Quintall, possessed of heightened senses, whose glowing eyes could light the way along dark tunnels, was sent to find the trail.

“We are too low,” Avelyn complained, leaning against a wall of the stuffy, tight cavern. He kept the light of his enchanted diamond low, hoping that it would be less conspicuous and not attract any more guards like the two powries Avelyn and Bradwarden had just overwhelmed. That thought in mind, Avelyn kicked aside the bloody leg of one of the dwarves and shifted himself so that he was looking back the way they had come.

“Now wouldn’t the demon thing be at the heart?” Bradwarden asked casually, tearing at the second powrie as he spoke. “And wouldn’t a mountain’s heart be below?”

Avelyn shook his head immediately; he just didn’t feel right about the path. They had gone down and to the left at the first fork, too soon perhaps, to be heading into the lower chambers of this tunnel-crossed mountain. “Our enemy might be higher,” he said, “near the smoking cone, where the winged demon might quickly fly out among its minions.”

He looked back at Bradwarden as he finished his argument, and he was sorry that he did.

“Bah, ‘tis a guess and nothing more,” the centaur replied, taking a huge bite out of a powrie leg.

Avelyn closed his eyes.

“We go along, I say,” the centaur continued, talking through its full mouth, “choosing trails as we find them. It’s all a guess, yer knowing as well as I’m knowing.”
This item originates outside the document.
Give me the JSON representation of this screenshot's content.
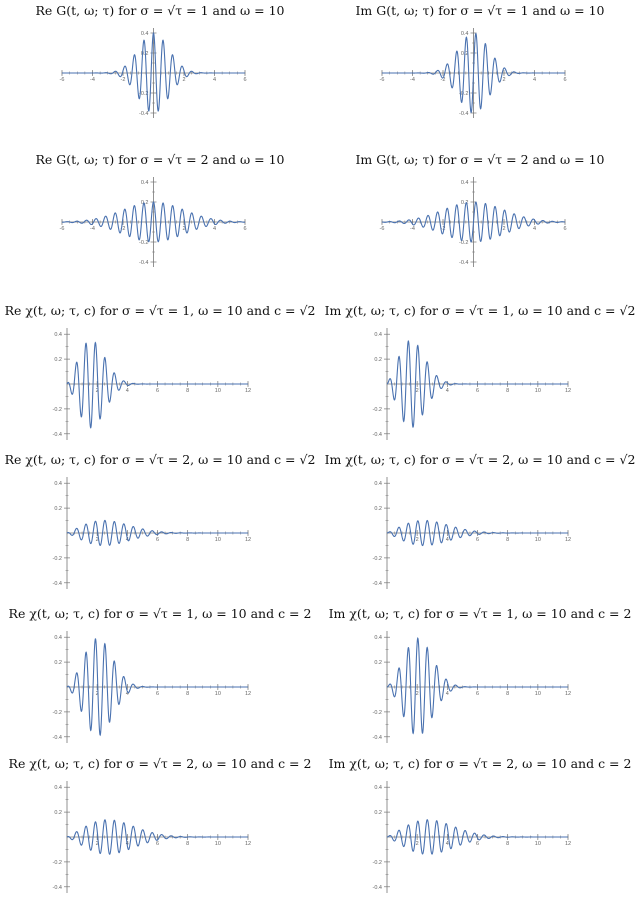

The monk sighed and didn’t disagree. Whatever course they chose, Avelyn would second-guess. Too much was at stake here; the monk was too much on the edge of his nerves.

“Now why’re ye here?” Bradwarden asked simply. “Ye’ve come to face yer destiny, so ye said, and so ye shall. We’ll get there, me friend, and if that’s what’s scaring ye, then I’m not for blaming ye. But turning back won’t put us any closer to anything, and every lost step gives more of our enemies the chance to stumble upon us.” He spat at that last thought and tossed the tough powrie leg to the ground. “And the damned things aren’t even good eating!”

Avelyn managed a smile and walked by the centaur, taking great care to avoid stepping on the discarded meal. They started off again, side by side, their bulky forms filling the narrow passageway.

 

“I am not pleased by the sight,” Elbryan whispered, looking down the long, narrow descent, a ledge bordered on the left by an uneven wall and on the right by a long drop of more than two hundred feet from where the ledge began and only gradually diminishing as the trail moved lower. Height hardly seemed to matter when considering the danger, though, for the drop ended in a pool of red fire, a swirling lake of molten stone. Even from this great height, Elbryan and Pony could feel the intense heat, and the sulfuric stench was nearly overwhelming.